The opening of the Low Vision Clinic, 1977
The Ophthalmic/Optometric/Low Vision Clinic was opened in 1977, and is now part of a comprehensive National Assessment Service for students who are vision impaired. The resource room at Rowandale Primary School was established in 1989. This was closed at the end of 1996.
A Change of Name
In 1995 Homai College changed its name to Homai Vision Education Centre. A year later the satellite class at James Cook High School for high-school aged students with vision impairment and additional disabilities was opened and the Early Childhood Unit became a formally licensed Early Childhood Centre. On 1 July 2000 Homai became a state residential special school with its own elected Board of Trustees. At that time it also changed its name to Homai National School for the Blind and Vision Impaired.
Manurewa High School Resource Room
On 1 July 2000 the resource room based at Manurewa High School became the responsibility of the Manurewa High School Board of Trustees. Close links continue to be maintained with both the High School and the Resource Room.
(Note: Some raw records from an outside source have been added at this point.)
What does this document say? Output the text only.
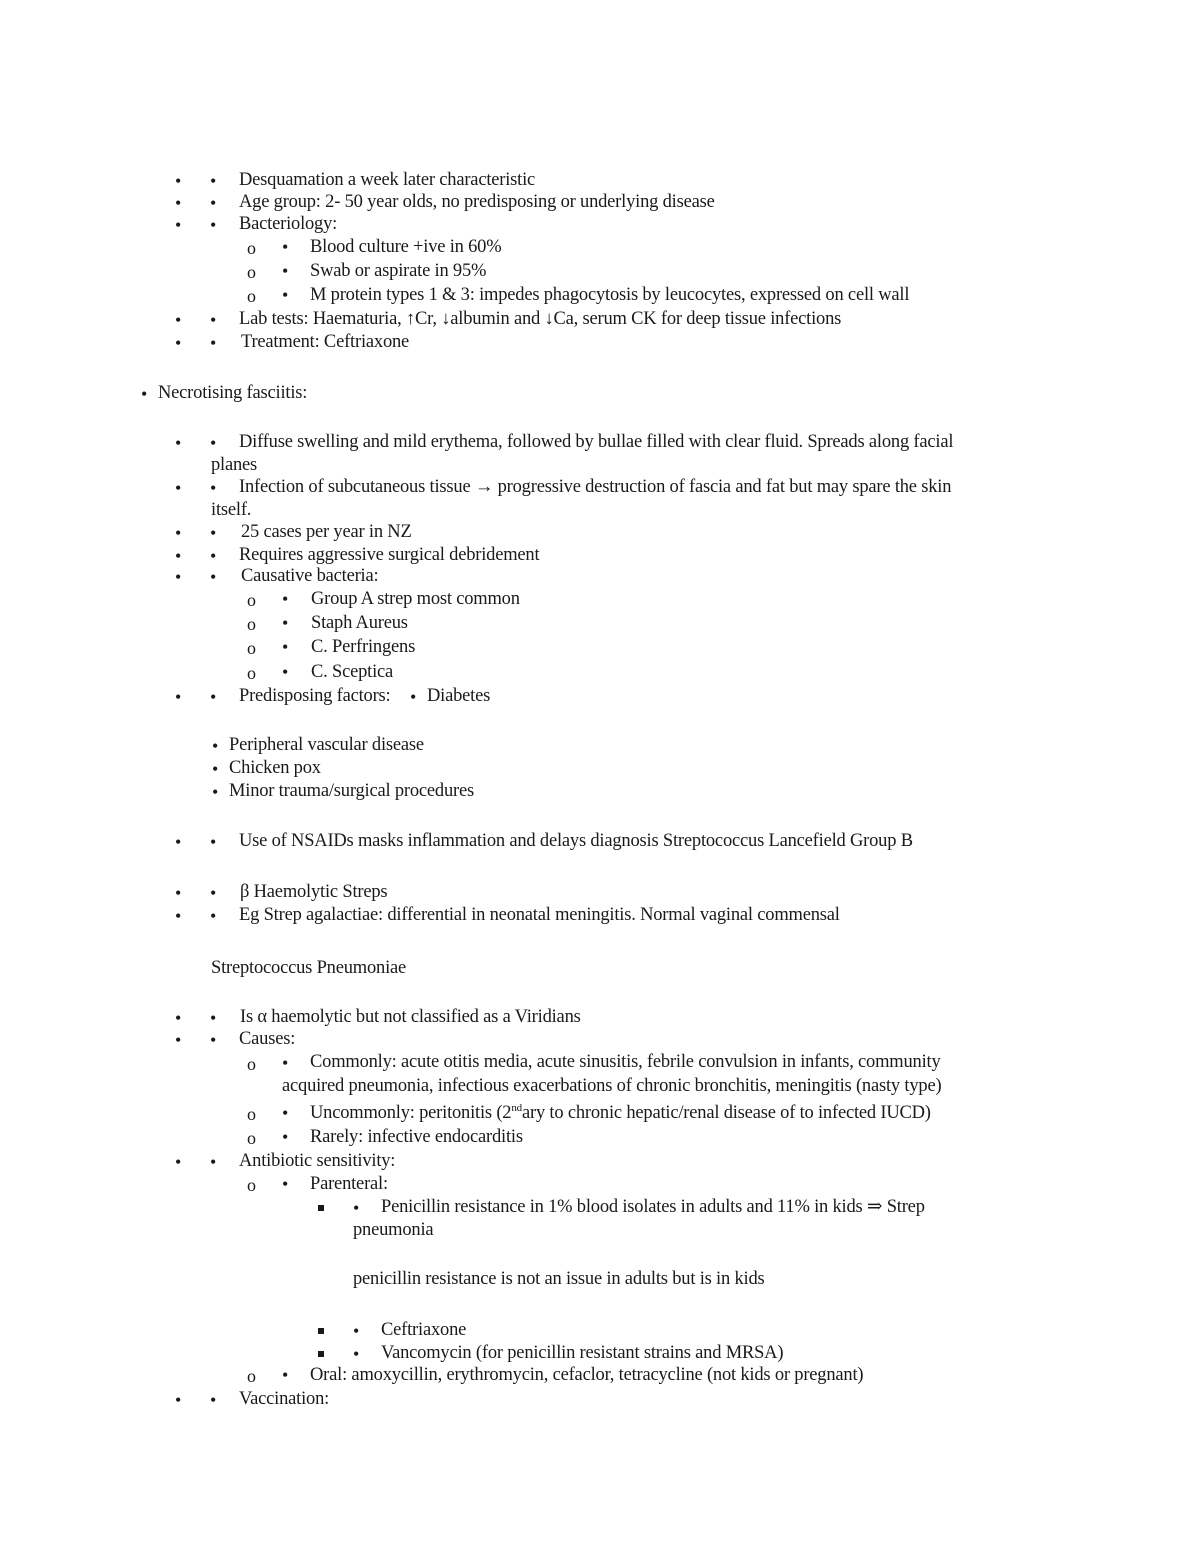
• • Desquamation a week later characteristic
• • Age group: 2- 50 year olds, no predisposing or underlying disease
• • Bacteriology:
o • Blood culture +ive in 60%
o • Swab or aspirate in 95%
o • M protein types 1 & 3: impedes phagocytosis by leucocytes, expressed on cell wall
• • Lab tests: Haematuria, ↑Cr, ↓albumin and ↓Ca, serum CK for deep tissue infections
• • Treatment: Ceftriaxone
• Necrotising fasciitis:
• • Diffuse swelling and mild erythema, followed by bullae filled with clear fluid. Spreads along facial
planes
• • Infection of subcutaneous tissue → progressive destruction of fascia and fat but may spare the skin
itself.
• • 25 cases per year in NZ
• • Requires aggressive surgical debridement
• • Causative bacteria:
o • Group A strep most common
o • Staph Aureus
o • C. Perfringens
o • C. Sceptica
• • Predisposing factors: • Diabetes
• Peripheral vascular disease
• Chicken pox
• Minor trauma/surgical procedures
• • Use of NSAIDs masks inflammation and delays diagnosis Streptococcus Lancefield Group B
• • β Haemolytic Streps
• • Eg Strep agalactiae: differential in neonatal meningitis. Normal vaginal commensal
Streptococcus Pneumoniae
• • Is α haemolytic but not classified as a Viridians
• • Causes:
o • Commonly: acute otitis media, acute sinusitis, febrile convulsion in infants, community
acquired pneumonia, infectious exacerbations of chronic bronchitis, meningitis (nasty type)
o • Uncommonly: peritonitis (2ndary to chronic hepatic/renal disease of to infected IUCD)
o • Rarely: infective endocarditis
• • Antibiotic sensitivity:
o • Parenteral:
• Penicillin resistance in 1% blood isolates in adults and 11% in kids ⇒ Strep
pneumonia
penicillin resistance is not an issue in adults but is in kids
• Ceftriaxone
• Vancomycin (for penicillin resistant strains and MRSA)
o • Oral: amoxycillin, erythromycin, cefaclor, tetracycline (not kids or pregnant)
• • Vaccination:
Establishment of Visual Resource Centres
A new service provision was made in the mid-1960s by the Education Department in establishing the first of the Visual Resource Centres, Elmwood, in Christchurch (1964). This grew out of the ‘Sight Saving’ Class at Waltham which had the premise that sight not used was sight saved. (We know differently today.) Based at Elmwood Normal School, students travelled to attend this school from where they could access the specialist services of what today we know as Resource Teachers Vision. Other Centres followed: Otago, Dunedin 1978, Kelburn, Wellington, 1977; Deanwell, Hamilton, 1985; the network of Palmerston North, New Plymouth and Napier, 1989, Tauranga 1991, Nelson 1993, and Gisborne and Invercargill 1996.
From the beginning, Resource Teachers Vision have taken an itinerating role supporting learners in their various education settings. As mainstreaming advanced in the mid-1980s and inclusive education became the schooling model, children no longer travelled to the ‘Host School’ for their education. Rather, the large majority of blind and low vision learners attend their local school learning and achieving alongside their peers. Resource Teachers Vision continue to provide education services across Early Childhood, Primary and Secondary School settings with an aim to access and full participation for every student.
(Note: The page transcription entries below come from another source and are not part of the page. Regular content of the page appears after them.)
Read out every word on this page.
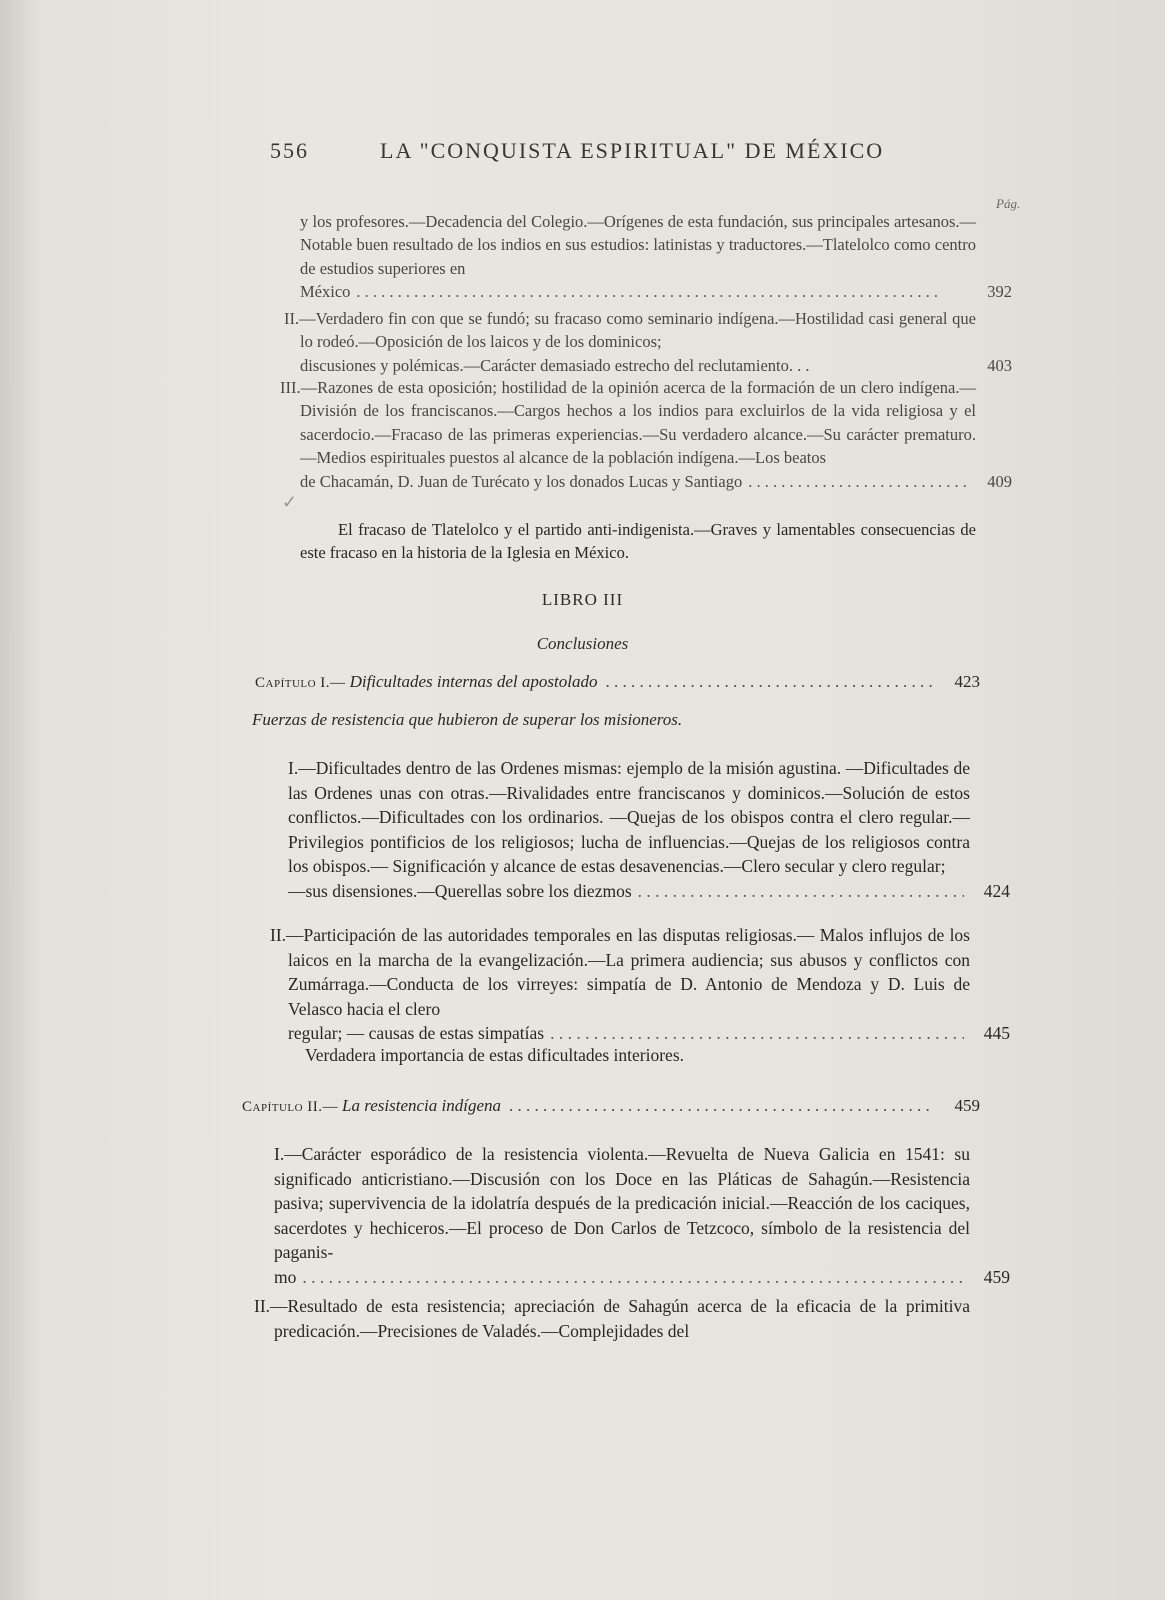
556	LA "CONQUISTA ESPIRITUAL" DE MÉXICO
Pág.
y los profesores.—Decadencia del Colegio.—Orígenes de esta fundación, sus principales artesanos.—Notable buen resultado de los indios en sus estudios: latinistas y traductores.—Tlatelolco como centro de estudios superiores en
México . . .	392
II.—Verdadero fin con que se fundó; su fracaso como seminario indígena.—Hostilidad casi general que lo rodeó.—Oposición de los laicos y de los dominicos;
discusiones y polémicas.—Carácter demasiado estrecho del reclutamiento. . .	403
III.—Razones de esta oposición; hostilidad de la opinión acerca de la formación de un clero indígena.—División de los franciscanos.—Cargos hechos a los indios para excluirlos de la vida religiosa y el sacerdocio.—Fracaso de las primeras experiencias.—Su verdadero alcance.—Su carácter prematuro.—Medios espirituales puestos al alcance de la población indígena.—Los beatos
de Chacamán, D. Juan de Turécato y los donados Lucas y Santiago . . .	409
✓
El fracaso de Tlatelolco y el partido anti-indigenista.—Graves y lamentables consecuencias de este fracaso en la historia de la Iglesia en México.
LIBRO III
Conclusiones
Capítulo I.— Dificultades internas del apostolado . . .	423
Fuerzas de resistencia que hubieron de superar los misioneros.
I.—Dificultades dentro de las Ordenes mismas: ejemplo de la misión agustina. —Dificultades de las Ordenes unas con otras.—Rivalidades entre franciscanos y dominicos.—Solución de estos conflictos.—Dificultades con los ordinarios. —Quejas de los obispos contra el clero regular.—Privilegios pontificios de los religiosos; lucha de influencias.—Quejas de los religiosos contra los obispos.— Significación y alcance de estas desavenencias.—Clero secular y clero regular;
—sus disensiones.—Querellas sobre los diezmos . . .	424
II.—Participación de las autoridades temporales en las disputas religiosas.— Malos influjos de los laicos en la marcha de la evangelización.—La primera audiencia; sus abusos y conflictos con Zumárraga.—Conducta de los virreyes: simpatía de D. Antonio de Mendoza y D. Luis de Velasco hacia el clero
regular; — causas de estas simpatías . . .	445
Verdadera importancia de estas dificultades interiores.
Capítulo II.— La resistencia indígena . . .	459
I.—Carácter esporádico de la resistencia violenta.—Revuelta de Nueva Galicia en 1541: su significado anticristiano.—Discusión con los Doce en las Pláticas de Sahagún.—Resistencia pasiva; supervivencia de la idolatría después de la predicación inicial.—Reacción de los caciques, sacerdotes y hechiceros.—El proceso de Don Carlos de Tetzcoco, símbolo de la resistencia del paganis-
mo . . .	459
II.—Resultado de esta resistencia; apreciación de Sahagún acerca de la eficacia de la primitiva predicación.—Precisiones de Valadés.—Complejidades del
Formation of BLENNZ: Blind & Low Vision Education Network NZ
Documentation from 1956 shows that parents, teachers and the wider blindness education community had long advocated for a single unified system of service provision for children and young people. This came to fruition on January 2005 when Resource Teachers Vision and Support Staff employed in Visual and Sensory Resource Centres came together with staff employed at Homai National School for the Blind and Vision Impaired to form the Blind and Low Vision Education Network NZ (BLENNZ). This has enabled new programme initiatives to be launched, the bringing together of learners across the network for new learning experiences, and to maximize theuse of the network’s expertise and resources. During this period, in line with current legislation, the Early Childhood Centre became a stand alone entity and is administered by the The Homai Early Childhood Centre Education Trust.
BLENNZ is still a young education network, and is still in a developmental phase. We continue to work with the Ministry of Education to find suitable solutions to sustainable staffing, a new model for governance and property development so that learners might have the opportunity to achieve well in education.